Small oil and gas producing stocks broke their support level from 2016 which suggests the pain for these stocks is only beginning. Crude oil is holding over $55 per barrel ahead of tonight’s API inventory report. Keep a watch on $54 per barrel, where if broken, should see further selling.

President Trump insinuated that he will be taking care of America’s farmers as China confirmed they will cease all purchases of U.S. agricultural commodities. Although this doesn’t prevent China from indirectly purchasing our crops through mutual trading partners. Agricultural commodities were down in early trading as the U.S. Dollar rallied off its 50- and 100-day moving averages.

Today’s $38 billion 3-year Treasury saw strong demand as yields fell to their lowest level since August 2017. Foreign bidders took 46.7% of the auction and domestic bidders took 19.3% of the auction, which left securities dealers with 34% of the auction. Yields fell slightly following the auction.
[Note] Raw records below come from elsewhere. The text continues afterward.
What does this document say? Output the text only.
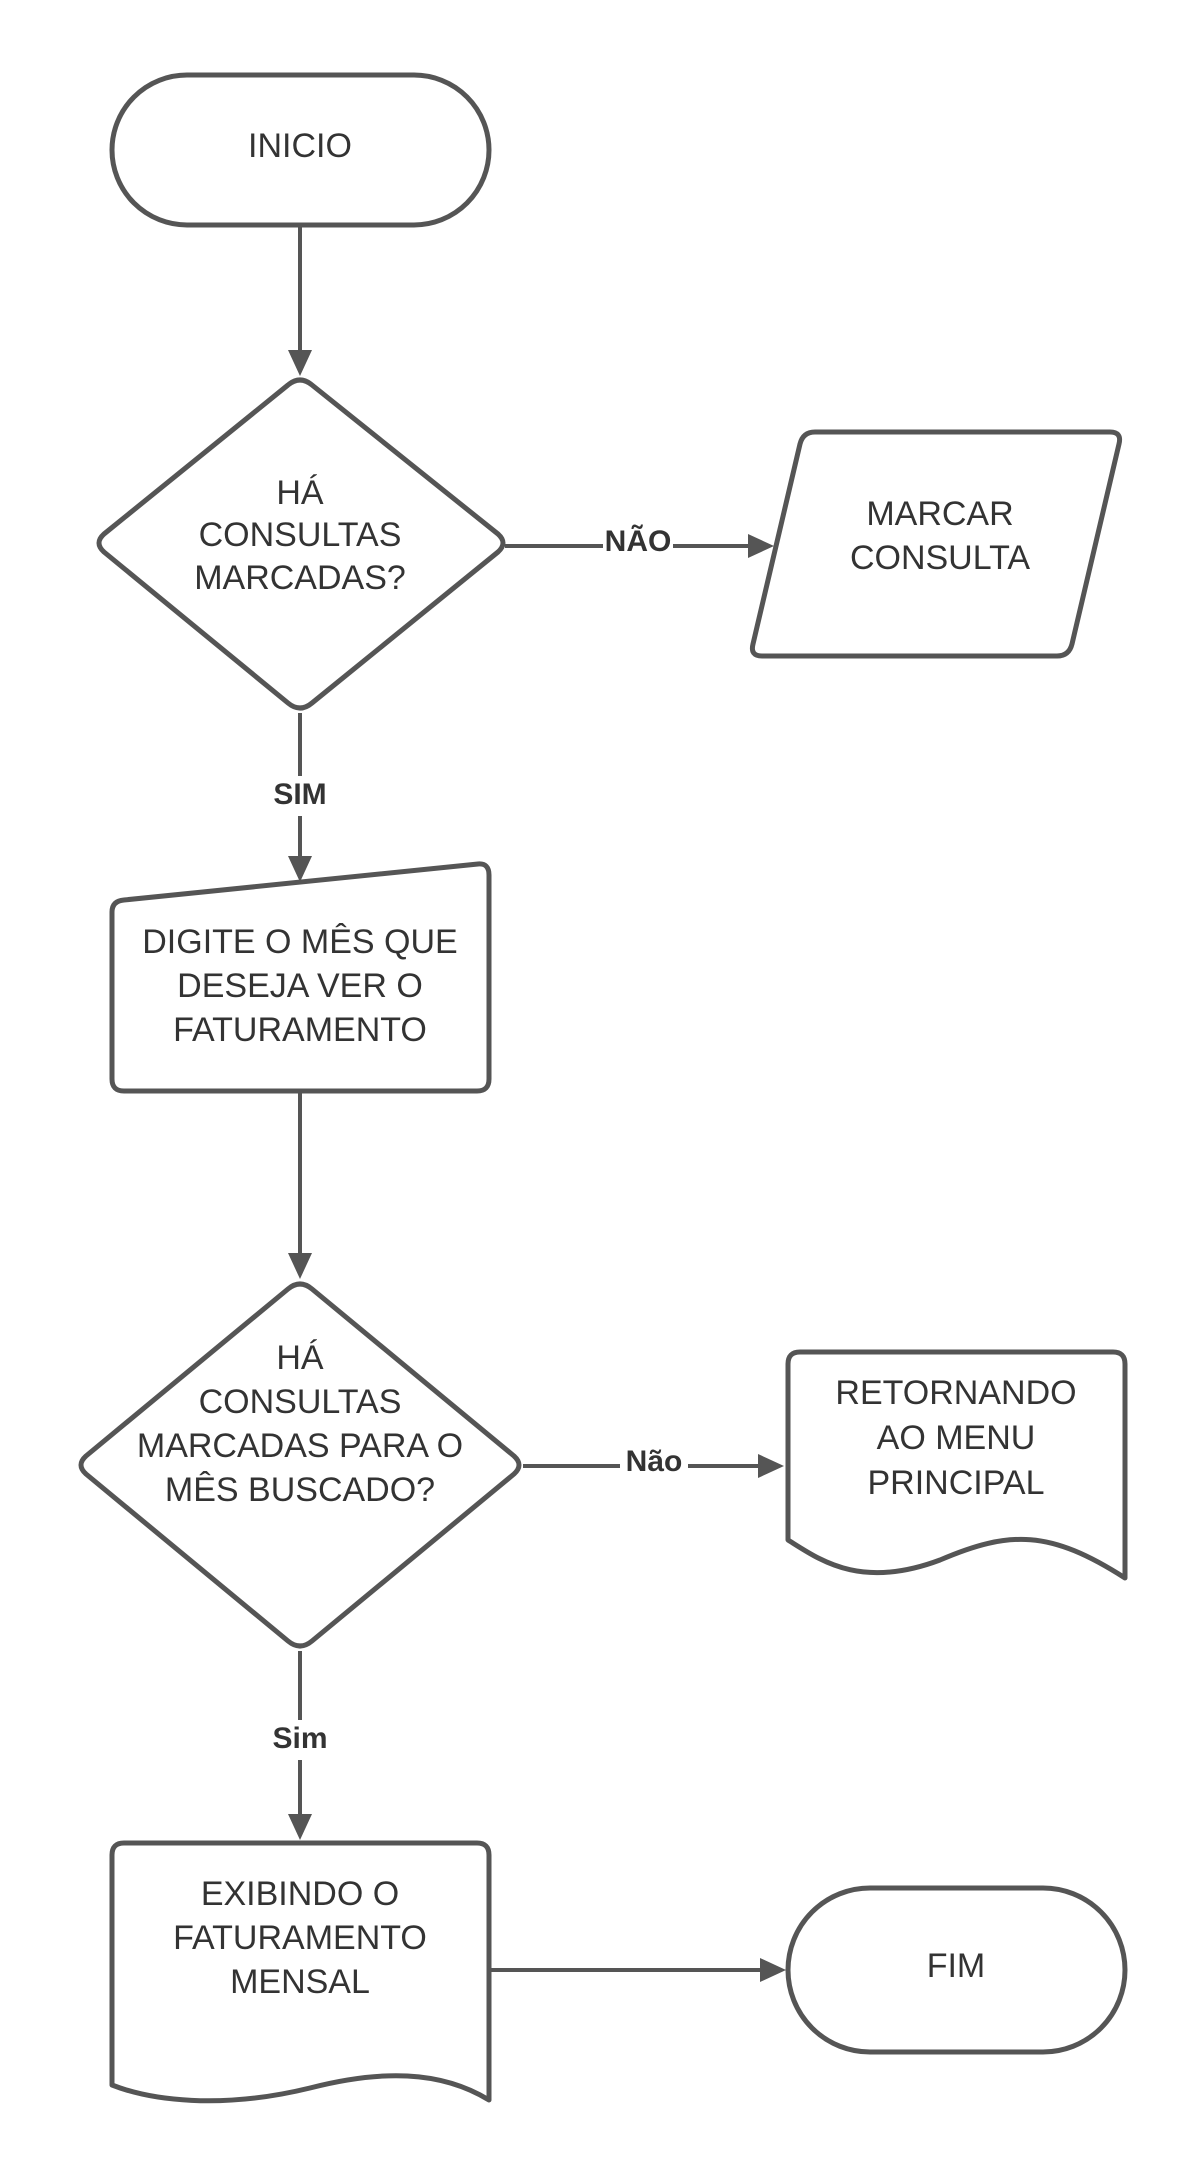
NÃO
SIM
Não
Sim
INICIO
HÁ
CONSULTAS
MARCADAS?
MARCAR
CONSULTA
DIGITE O MÊS QUE
DESEJA VER O
FATURAMENTO
HÁ
CONSULTAS
MARCADAS PARA O
MÊS BUSCADO?
RETORNANDO
AO MENU
PRINCIPAL
EXIBINDO O
FATURAMENTO
MENSAL	FIM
After stocks dipped in early trading, investors shrugged off concerns of an escalating trade and currency war and bought stocks. The S&P 500 broke over its February 2018 peak where it found support in late trading. While most investors are eyeing stocks, Treasury bonds continue to rise and are near a major Bull market breakout.

Small oil and gas producing stocks closed at their lowest level in more than 20 years as crude oil looks like it is going to have a major sell-off when prices break below $53 per barrel. Agricultural commodities dipped but ran out of sellers as this sector looks to put in a double bottom.

Physical gold is facing overhead resistance at its May 2011 levels, but be forewarned, if stock prices start to fall, speculators will dump gold. The mining stocks didn’t follow gold higher today as Emerging Markets stocks continue to signal a large correction ahead for gold.

The American Petroleum Institute reported crude oil inventories as Crude: -3.43mm (-2.80mm expected), Cushing: -1.6mm (-2.4mm expected), Gasoline: -1.1mm (-1.2mm expected), and Distillates: +1.2mm (+200k expected). Crude oil prices barely budged after the report.